4 February, 2022After a sustained campaign by Ittehad Labour Union Carpet Industries Pakistan (ILUCIP) and workers in the carpet industry, the Punjab Government in Pakistan announced a wage increase of 2,500 PKR (US $14.21) for industrial workers in June 2021. When employers failed to comply, workers took action.
Employers in the carpet industry failed to comply with the ruling and continued paying the old wages till workers resorted to warning strikes in September 2021. The unions gave final notice to factory owners on 19 August that the union members would stop work from 6 September.
More than 2,000 workers participated in the strike.
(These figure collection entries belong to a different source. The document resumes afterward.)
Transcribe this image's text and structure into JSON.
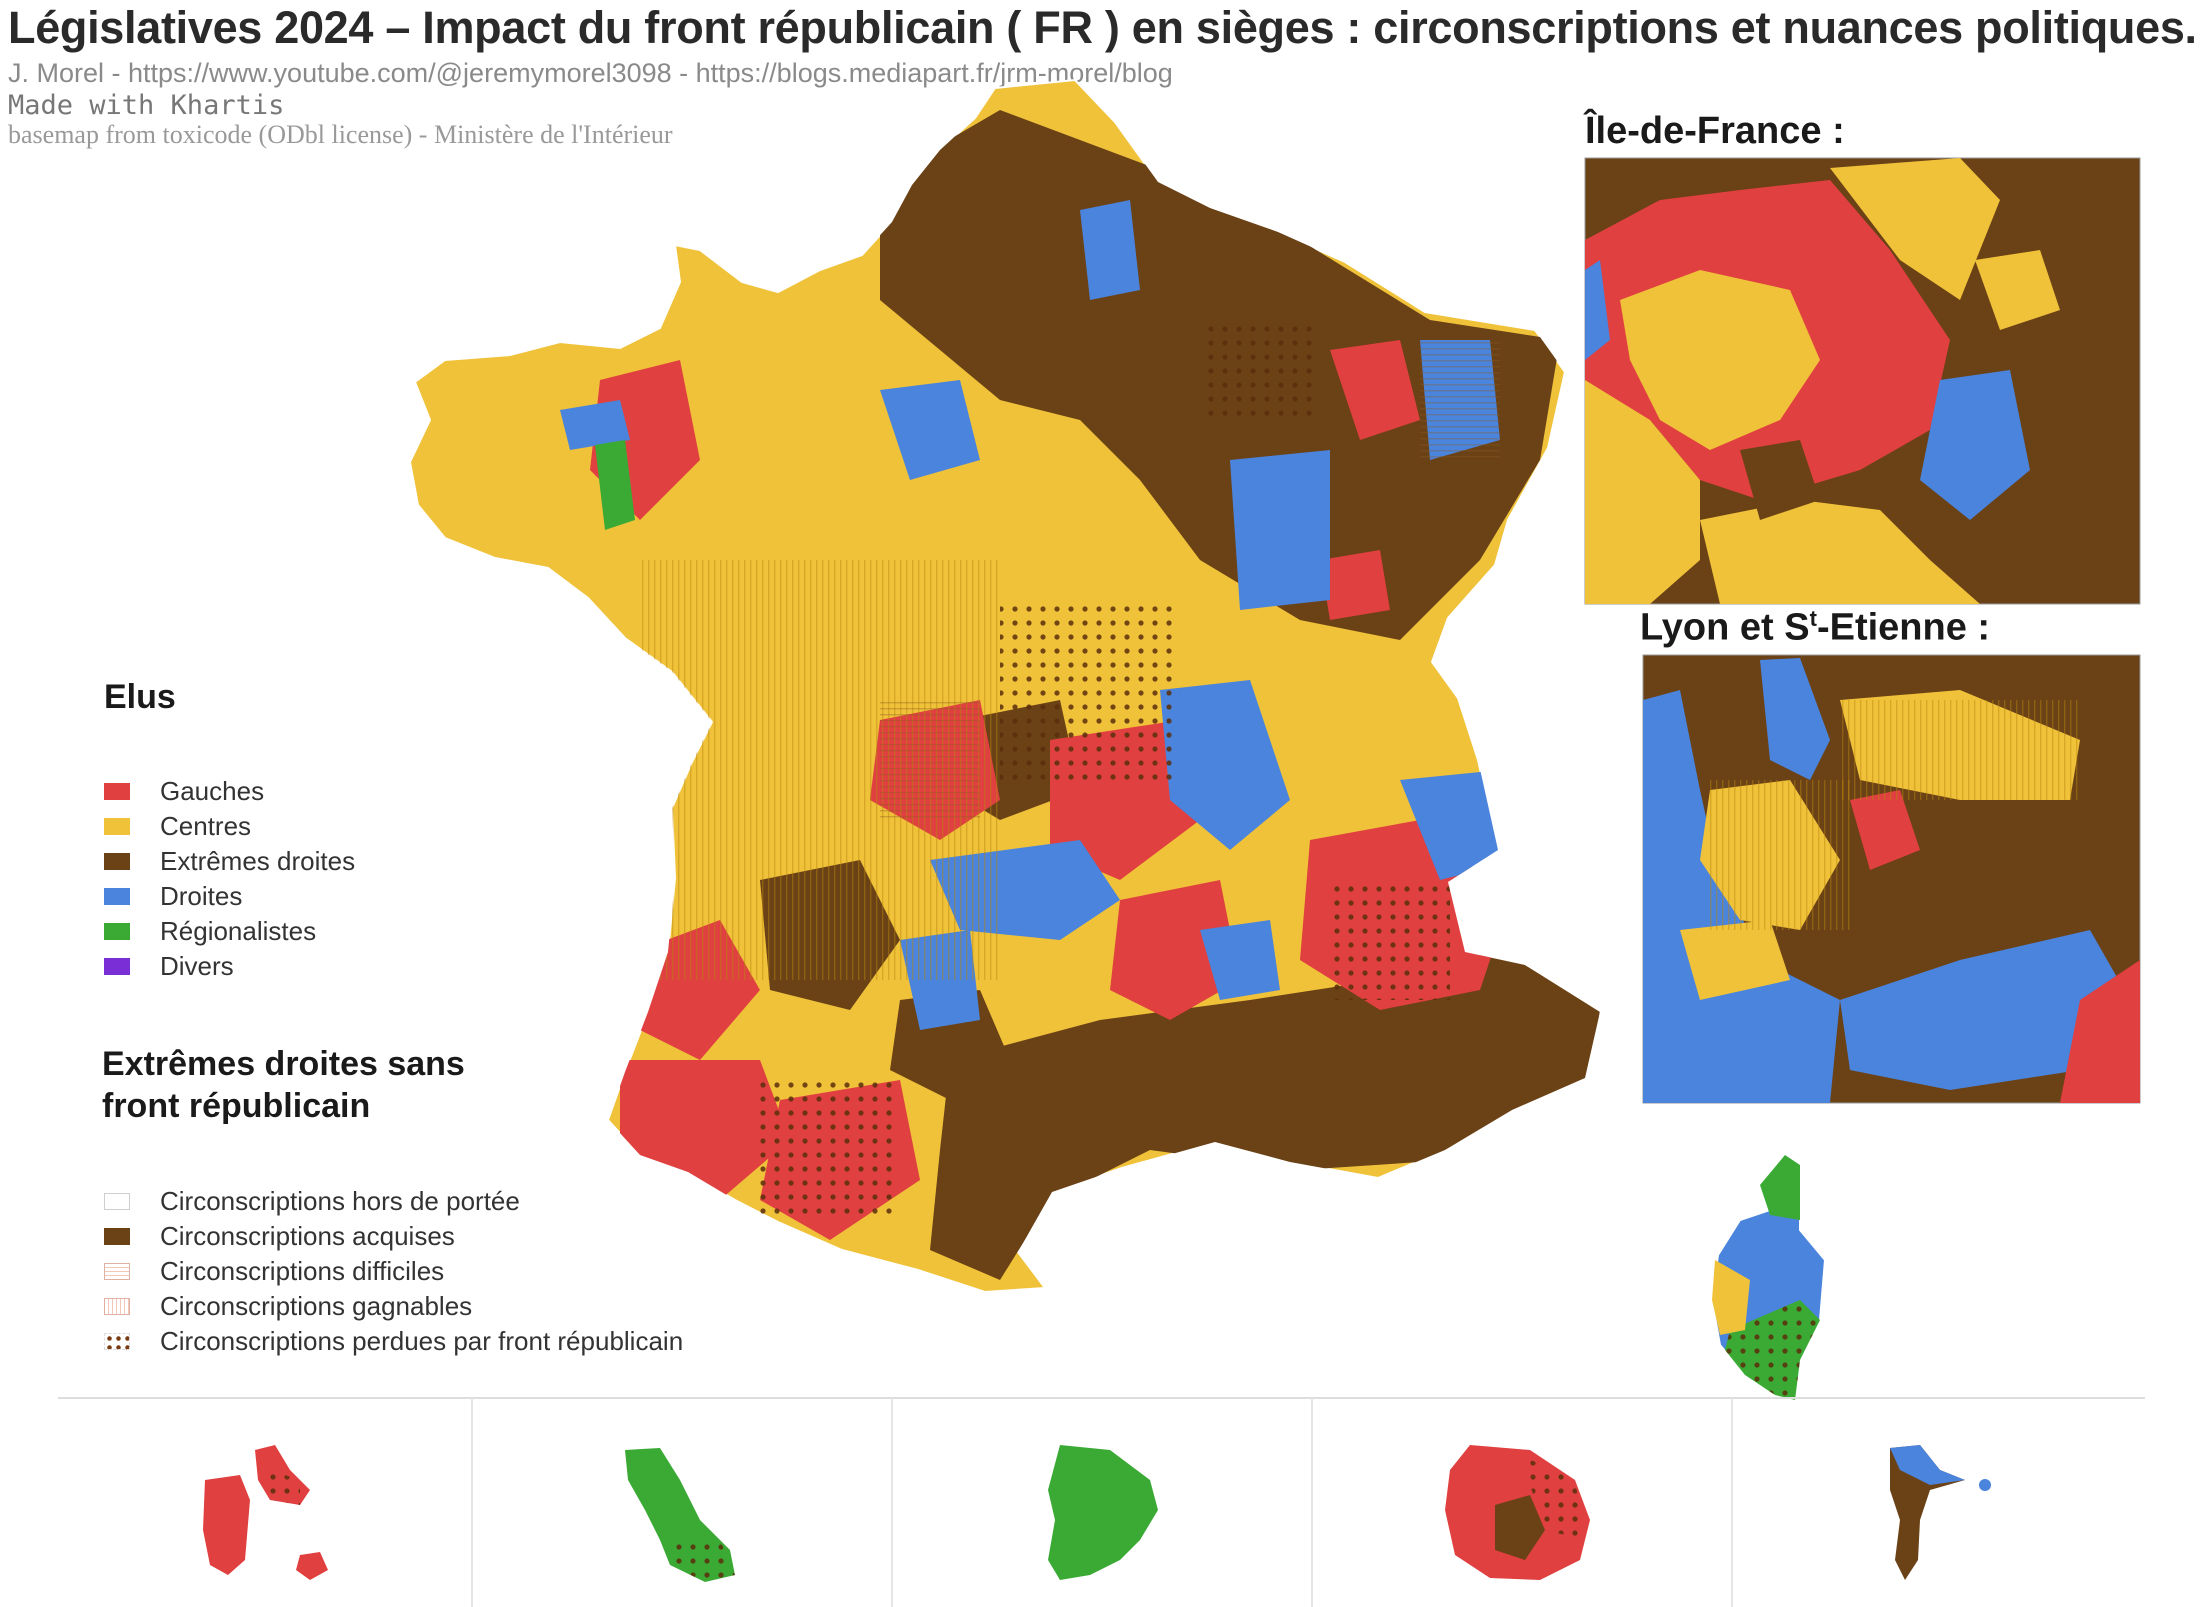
{
  "header": {
    "title": "Législatives 2024 – Impact du front républicain ( FR ) en sièges : circonscriptions et nuances politiques.",
    "credits": [
      "J. Morel - https://www.youtube.com/@jeremymorel3098 - https://blogs.mediapart.fr/jrm-morel/blog",
      "Made with Khartis",
      "basemap from toxicode (ODbl license) - Ministère de l'Intérieur"
    ]
  },
  "insets": {
    "idf_title": "Île-de-France :",
    "lyon_title_main": "Lyon et S",
    "lyon_title_sup": "t",
    "lyon_title_tail": "-Etienne :"
  },
  "legend_elus": {
    "title": "Elus",
    "items": [
      {
        "label": "Gauches",
        "color": "#e0403f"
      },
      {
        "label": "Centres",
        "color": "#f0c23a"
      },
      {
        "label": "Extrêmes droites",
        "color": "#6b4116"
      },
      {
        "label": "Droites",
        "color": "#4a84dc"
      },
      {
        "label": "Régionalistes",
        "color": "#3aaa35"
      },
      {
        "label": "Divers",
        "color": "#7a2fd6"
      }
    ]
  },
  "legend_fr": {
    "title_line1": "Extrêmes droites sans",
    "title_line2": "front républicain",
    "items": [
      {
        "label": "Circonscriptions hors de portée",
        "style": "outline"
      },
      {
        "label": "Circonscriptions acquises",
        "style": "filled",
        "color": "#6b4116"
      },
      {
        "label": "Circonscriptions difficiles",
        "style": "striped-h"
      },
      {
        "label": "Circonscriptions gagnables",
        "style": "striped-v"
      },
      {
        "label": "Circonscriptions perdues par front républicain",
        "style": "dotted"
      }
    ]
  },
  "overseas": [
    "guadeloupe",
    "martinique",
    "guyane",
    "reunion",
    "mayotte"
  ]
}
IndustriALL Global Affiliate ILUCIP led negotiations with the employers with a charter of demands that included:
- Workers who are engaged in cutting, washing, preparing, chattan, kinara, phatta, dyeing, and raffugar (all processes in carpet making) must be provided a raise of 4,000 PKR (US $22.71).
- Carpet workers must be provided with social security and old age benefit cards.
- Masters in washing must be given a raise of 6,000 PKR (US $34.07) per month.
- Workers whose wages are calculated on the basis of the carpet area worked on must be given a raise of 2 PKR (US $0.01) per square foot.
As protests across the factories intensified, factory owners gradually agreed to the workers’ demands to implement the wage raise set by the government. There was a complete strike from 6 to 9 September, and by December, most employers had implemented the government wage rate. The union’s fight yielded an increment of 16 per cent for piece rate and per square foot wage workers, and 14 per cent for fixed salary workers.
Niaz Khan, general secretary of ILUCIP, said,
“The union put up a strong fight this time but we have a long way to go. We must ensure that all our demands are met and that no worker is exploited.”
Apoorva Kaiwar, regional secretary of IndustriALL, said,
“We congratulate our affiliate for standing strong and winning this important victory. It’s a shame that even after the government order, factory owners refused to increase the wage, and the union had to resort to direct action. The wage increases show us the importance of unified action.”